The brickwork for the Kabakaba maternity starting to go up:


This is the maternity in Mukwanyama, which is nearly finished being rehabilitated:


Once the building is finished, the brick walls are covered with cement-based plaster, then painted. The second photo in this post shows what the plastered and painted walls look like at the end.


At each structure supported by Merlin, a signboard is erected to let people know what the building is for, and who is helping support it:


Of course, there are many, many problems that come up with building or rehabilitating buildings in places like the DR Congo. For example, the community usually needs to help with a certain amount of free labour. Sand, gravel, and clay are needed and if these were not donated by local villages the work would be far more difficult. Communities don’t always understand the usefulness of a health centre, and may even oppose the disruption that construction or rehabilitation can cause to their villages. Various levels of local government may try to impose harsh restrictions that prevent NGOs from working efficiently. If construction workers, masons, and roofers are brought in to do some of the work, the local community may become upset that local villagers are not being given the opportunity for paid employment to work on the project. When community members are responsible for part of the project, such a making and baking the bricks, they may simply not do it because they feel they need to spend their days tending their crops.

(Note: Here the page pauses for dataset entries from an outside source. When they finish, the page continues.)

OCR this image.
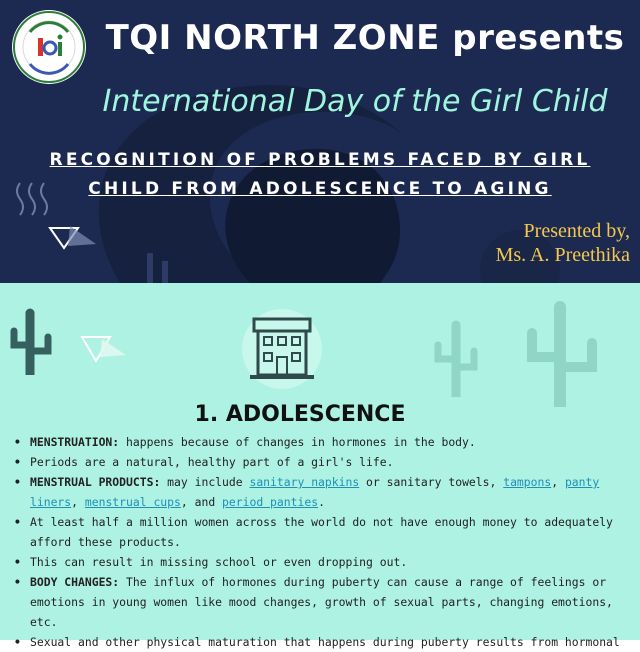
TQI NORTH ZONE presents
International Day of the Girl Child
RECOGNITION OF PROBLEMS FACED BY GIRL
CHILD FROM ADOLESCENCE TO AGING
Presented by,
Ms. A. Preethika
1. ADOLESCENCE
• MENSTRUATION: happens because of changes in hormones in the body.
• Periods are a natural, healthy part of a girl's life.
• MENSTRUAL PRODUCTS: may include sanitary napkins or sanitary towels, tampons, panty liners, menstrual cups, and period panties.
• At least half a million women across the world do not have enough money to adequately afford these products.
• This can result in missing school or even dropping out.
• BODY CHANGES: The influx of hormones during puberty can cause a range of feelings or emotions in young women like mood changes, growth of sexual parts, changing emotions, etc.
• Sexual and other physical maturation that happens during puberty results from hormonal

For all of these reasons, and many more, construction and rehabilitation projects can easily stumble or even fail completely. The two foundation photos of Omoyaki and Kabakaba (above), for instance, show halted works – the villagers had stopped working several weeks before for a number of reasons. In the photo below, the foundation of the Lubao centre de santé in Kailo health zone is barely visible. All that greenery you see is growing where the floor should be. This foundation has lain untouched for two years.


In order to avoid problems like this, and to keep construction and rehabilitation projects moving along, a lot of community sensitisation is necessary. Staff members are needed to explain the importance of health for the local populace. These community sensitisers spend time in villages, often staying several nights at a time, motivating the community. With good sensitisers, the work tends to go relatively smoothly, and the sensitisation continues even after the buildings are completed so that the population actually uses them too.